After a few tracks a certain sameness sets in as you acclimate to the tempi and Beck's chordal game plan but that quickly gives way to the endless flow of warmth and comfort even if the analytical side of your brain has kicked in and you try to analyze rather than just absorb the insistent sonic pleasure.

When it's all over you'll be impressed by the experience though not a single track will likely have registered. Play it again and you'll leave equally gratified, perhaps mystified by the lack of substance and your eagerness not to care because your sonic pleasure zones have been so effectively massaged.
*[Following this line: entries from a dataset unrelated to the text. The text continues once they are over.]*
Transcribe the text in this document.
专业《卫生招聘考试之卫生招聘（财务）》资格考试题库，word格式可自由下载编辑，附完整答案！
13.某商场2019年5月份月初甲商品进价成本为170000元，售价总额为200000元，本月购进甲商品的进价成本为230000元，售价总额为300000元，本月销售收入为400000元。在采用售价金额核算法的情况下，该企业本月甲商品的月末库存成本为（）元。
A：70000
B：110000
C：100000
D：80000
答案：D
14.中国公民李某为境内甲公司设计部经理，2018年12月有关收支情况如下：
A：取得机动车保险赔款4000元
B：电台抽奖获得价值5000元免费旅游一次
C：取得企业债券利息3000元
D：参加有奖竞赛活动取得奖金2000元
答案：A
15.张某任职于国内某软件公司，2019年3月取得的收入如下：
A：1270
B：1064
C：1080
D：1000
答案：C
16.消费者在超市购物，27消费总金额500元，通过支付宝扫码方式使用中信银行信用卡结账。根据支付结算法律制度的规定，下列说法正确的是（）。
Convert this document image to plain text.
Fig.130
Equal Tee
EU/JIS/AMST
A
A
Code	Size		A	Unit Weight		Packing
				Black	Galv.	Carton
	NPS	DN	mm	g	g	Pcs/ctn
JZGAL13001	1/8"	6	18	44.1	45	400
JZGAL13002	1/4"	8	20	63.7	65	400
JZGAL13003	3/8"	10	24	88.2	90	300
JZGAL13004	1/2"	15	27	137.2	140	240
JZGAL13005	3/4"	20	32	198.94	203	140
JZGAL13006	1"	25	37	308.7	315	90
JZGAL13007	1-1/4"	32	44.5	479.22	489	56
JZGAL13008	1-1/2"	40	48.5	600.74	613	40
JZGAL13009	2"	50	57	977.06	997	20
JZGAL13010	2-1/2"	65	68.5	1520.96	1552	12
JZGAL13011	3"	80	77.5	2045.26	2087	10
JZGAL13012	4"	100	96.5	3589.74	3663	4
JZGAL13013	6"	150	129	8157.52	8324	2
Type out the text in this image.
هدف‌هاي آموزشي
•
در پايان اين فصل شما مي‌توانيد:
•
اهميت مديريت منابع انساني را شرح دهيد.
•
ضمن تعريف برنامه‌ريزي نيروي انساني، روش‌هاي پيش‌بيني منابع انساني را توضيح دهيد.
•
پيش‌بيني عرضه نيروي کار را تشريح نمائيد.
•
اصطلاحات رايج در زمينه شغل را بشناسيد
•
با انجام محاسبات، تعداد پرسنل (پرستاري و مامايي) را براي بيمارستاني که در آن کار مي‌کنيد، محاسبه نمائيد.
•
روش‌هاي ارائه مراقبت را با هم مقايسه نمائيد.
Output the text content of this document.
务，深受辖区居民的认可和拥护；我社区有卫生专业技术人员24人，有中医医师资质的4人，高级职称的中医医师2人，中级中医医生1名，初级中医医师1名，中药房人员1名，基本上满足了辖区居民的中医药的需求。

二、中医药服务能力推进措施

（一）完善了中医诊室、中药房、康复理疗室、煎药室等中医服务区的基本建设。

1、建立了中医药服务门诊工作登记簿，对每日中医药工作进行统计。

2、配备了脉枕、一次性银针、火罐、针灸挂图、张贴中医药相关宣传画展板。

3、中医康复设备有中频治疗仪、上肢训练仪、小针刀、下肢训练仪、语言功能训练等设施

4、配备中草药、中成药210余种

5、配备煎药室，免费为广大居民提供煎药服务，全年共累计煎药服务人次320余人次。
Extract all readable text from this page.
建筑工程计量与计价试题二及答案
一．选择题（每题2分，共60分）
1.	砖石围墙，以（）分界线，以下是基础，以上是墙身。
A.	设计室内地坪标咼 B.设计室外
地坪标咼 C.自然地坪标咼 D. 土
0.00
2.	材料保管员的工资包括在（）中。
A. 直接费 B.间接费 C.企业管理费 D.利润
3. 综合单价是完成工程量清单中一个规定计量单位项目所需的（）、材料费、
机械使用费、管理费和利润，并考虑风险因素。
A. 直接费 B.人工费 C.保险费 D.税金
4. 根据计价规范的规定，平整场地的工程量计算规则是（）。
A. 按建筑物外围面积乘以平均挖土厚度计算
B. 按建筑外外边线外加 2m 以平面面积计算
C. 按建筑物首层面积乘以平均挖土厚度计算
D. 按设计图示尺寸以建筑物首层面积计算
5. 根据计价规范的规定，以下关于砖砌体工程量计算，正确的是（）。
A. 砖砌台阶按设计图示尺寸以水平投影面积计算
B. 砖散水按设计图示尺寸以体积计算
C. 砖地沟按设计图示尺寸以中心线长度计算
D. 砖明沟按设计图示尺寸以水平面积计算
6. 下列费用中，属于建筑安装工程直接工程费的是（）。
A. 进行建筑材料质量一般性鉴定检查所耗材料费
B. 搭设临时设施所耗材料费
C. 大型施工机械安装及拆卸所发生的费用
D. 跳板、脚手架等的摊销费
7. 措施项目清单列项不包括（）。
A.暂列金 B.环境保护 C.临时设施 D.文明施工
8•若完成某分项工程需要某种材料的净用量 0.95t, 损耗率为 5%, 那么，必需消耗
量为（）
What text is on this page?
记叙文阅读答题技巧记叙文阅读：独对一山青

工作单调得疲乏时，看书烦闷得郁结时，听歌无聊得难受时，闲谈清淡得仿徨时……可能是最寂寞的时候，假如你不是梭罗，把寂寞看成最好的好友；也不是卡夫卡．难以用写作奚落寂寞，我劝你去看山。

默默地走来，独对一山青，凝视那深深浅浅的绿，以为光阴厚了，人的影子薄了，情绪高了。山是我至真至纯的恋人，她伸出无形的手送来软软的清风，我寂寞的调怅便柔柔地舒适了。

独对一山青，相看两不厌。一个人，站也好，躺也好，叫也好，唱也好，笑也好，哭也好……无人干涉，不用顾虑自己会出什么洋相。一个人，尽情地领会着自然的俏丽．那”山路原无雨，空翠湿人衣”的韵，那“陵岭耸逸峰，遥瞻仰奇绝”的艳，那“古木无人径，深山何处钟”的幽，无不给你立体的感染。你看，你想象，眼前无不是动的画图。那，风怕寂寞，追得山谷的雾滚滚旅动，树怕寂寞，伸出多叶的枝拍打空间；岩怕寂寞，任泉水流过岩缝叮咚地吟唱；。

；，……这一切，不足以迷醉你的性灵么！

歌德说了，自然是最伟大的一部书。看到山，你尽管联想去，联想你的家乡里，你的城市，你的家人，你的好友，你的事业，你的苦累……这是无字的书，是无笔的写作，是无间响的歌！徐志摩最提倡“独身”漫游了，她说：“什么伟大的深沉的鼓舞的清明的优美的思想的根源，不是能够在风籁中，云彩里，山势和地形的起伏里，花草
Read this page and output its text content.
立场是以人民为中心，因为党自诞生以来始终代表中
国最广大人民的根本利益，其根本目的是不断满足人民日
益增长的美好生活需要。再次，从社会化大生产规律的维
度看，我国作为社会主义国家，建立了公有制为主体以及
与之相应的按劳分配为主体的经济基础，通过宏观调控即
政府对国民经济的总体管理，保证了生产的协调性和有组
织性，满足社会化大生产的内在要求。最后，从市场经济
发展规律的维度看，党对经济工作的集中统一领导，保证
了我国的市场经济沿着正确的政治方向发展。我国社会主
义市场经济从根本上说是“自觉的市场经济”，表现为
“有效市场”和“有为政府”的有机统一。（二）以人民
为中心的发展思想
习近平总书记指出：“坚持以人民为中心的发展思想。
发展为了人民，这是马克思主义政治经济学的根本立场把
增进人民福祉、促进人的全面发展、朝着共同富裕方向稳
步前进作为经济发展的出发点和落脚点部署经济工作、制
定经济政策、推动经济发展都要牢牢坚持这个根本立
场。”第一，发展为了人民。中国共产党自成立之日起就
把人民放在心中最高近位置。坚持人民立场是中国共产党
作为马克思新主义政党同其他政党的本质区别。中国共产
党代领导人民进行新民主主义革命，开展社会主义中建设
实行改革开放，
The coherent whole is far greater than the parts, but over time the songs do register and separate out.

Beck's Morning Phase tweaks the noses of "the album is dead" proponents and shoves sonic glory in the ears of the slopmeisters of sound. It could be argued that an album like this succeeds or fails on its sound. It's as much if not more a "listening experience" than a collection of memorable tunes and as a "listening experience" that's consistent throughout, deeply setting mood and tone, it 100% succeeds.

You can be sure Beck knows that since he's produced consistently great sounding records throughout his career. Regardless of how this was tracked, analog or digital, the studio trail tells the tale: Ocean Way (L.A. and Nashville), Blackbird, Nashville, Rak Studios London, Sunset Sound, Capitol, L.A. etc. with mixing at Electric Lady in New York.

Bob Ludwig mastered in Maine, Bernie Grundman cut lacquers in California and Pallas pressed in Germany. This definitely was not one of those "cut from the CD, press as cheaply as possible and get it out the door" kind of vinyl production. The sound is superb and Ludwig, Grundman and of course Beck were not afraid to put a lot of bass energy into the grooves. If this sounds "thumpy" or "thuddy" to you, it's your equipment not the recording or record.

Play this back to back with Sea Change and you might become paralyzed with pleasure, loving every minute of it!